When I first heard this from Vern Gambetta I didn't know what the hell he was talking about. "The Core" is a very vague term to begin with. So I always find it surprising to find it in many scientific journals. This time in this month's JOSPT- "Shoulder Injuries in the Overhead Athlete". Don't get me wrong, there's lots of good stuff here by top notch researchers/practitioners Wilk, Andrews et al. It was a combination of this article, plus seeing the "tea cup" exercise on the Iron Maven's website that got my wheels spinning. As you watch Steve Cotter go through the exercise, it is interesting to watch his torso adapt to the various shoulder positions. Not something you would think of as core training, but it definitely fits.

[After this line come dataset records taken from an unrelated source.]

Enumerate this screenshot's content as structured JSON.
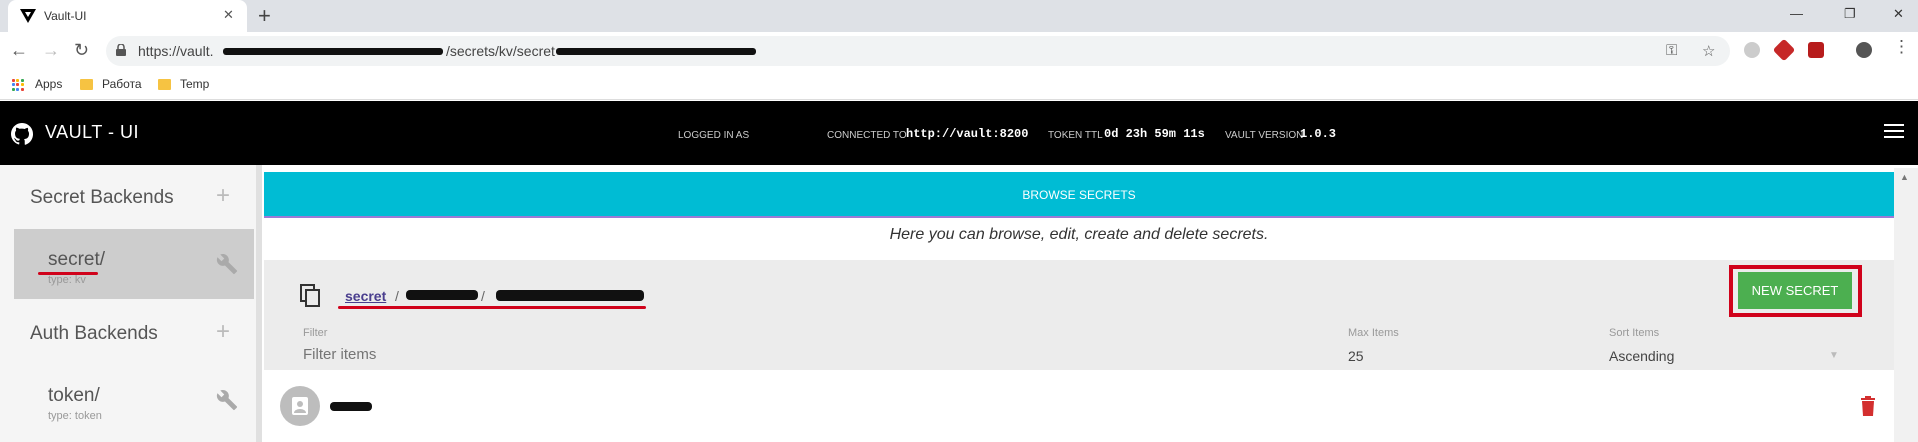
{
  "browser": {
    "tab_title": "Vault-UI",
    "tab_close": "✕",
    "new_tab": "+",
    "url_prefix": "https://vault.",
    "url_mid": "/secrets/kv/secret",
    "back": "←",
    "forward": "→",
    "reload": "↻",
    "win_min": "—",
    "win_max": "❐",
    "win_close": "✕",
    "key_icon": "⚿",
    "star_icon": "☆",
    "menu_icon": "⋮"
  },
  "bookmarks": {
    "apps": "Apps",
    "items": [
      "Работа",
      "Temp"
    ]
  },
  "header": {
    "brand": "VAULT - UI",
    "logged_in_label": "LOGGED IN AS",
    "connected_label": "CONNECTED TO",
    "connected_value": "http://vault:8200",
    "ttl_label": "TOKEN TTL",
    "ttl_value": "0d 23h 59m 11s",
    "version_label": "VAULT VERSION",
    "version_value": "1.0.3"
  },
  "sidebar": {
    "secret_backends": "Secret Backends",
    "auth_backends": "Auth Backends",
    "plus": "+",
    "secret_items": [
      {
        "name": "secret/",
        "type": "type: kv"
      }
    ],
    "auth_items": [
      {
        "name": "token/",
        "type": "type: token"
      }
    ]
  },
  "main": {
    "browse_title": "BROWSE SECRETS",
    "description": "Here you can browse, edit, create and delete secrets.",
    "crumb_root": "secret",
    "crumb_sep": "/",
    "new_secret": "NEW SECRET",
    "filter_label": "Filter",
    "filter_placeholder": "Filter items",
    "max_items_label": "Max Items",
    "max_items_value": "25",
    "sort_label": "Sort Items",
    "sort_value": "Ascending",
    "sort_arrow": "▼"
  },
  "colors": {
    "accent": "#00bcd4",
    "header_bg": "#000000",
    "new_secret": "#4caf50",
    "delete": "#d32f2f",
    "annotation_red": "#d0021b"
  }
}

I found it well, kind of annoying that the importance of "lumbopelvic" & "core" training was only given lip service. What did they mean by "core stabilization training"? Does this mean they choose to train this region isolated from the rest of the body? After all, the isolated, uniplanar, unidirectional stuff had lots of pictures- even online videos. Upon watching them it is obvious the core is used isometrically to splint the body's extraneous motions. But is this what happens in vivo?
My buddy Pat Donahue & I prefer, and have had good success with an integrated approach using specific combos of lunges with arm drivers. I think some of the new myofascial research backs up the efficacy of this approach. So, I really don't see this as "outside the box"thinking at all. Baseball season is coming up, so you will see me posting on more shoulder/elbow stuff in the coming months.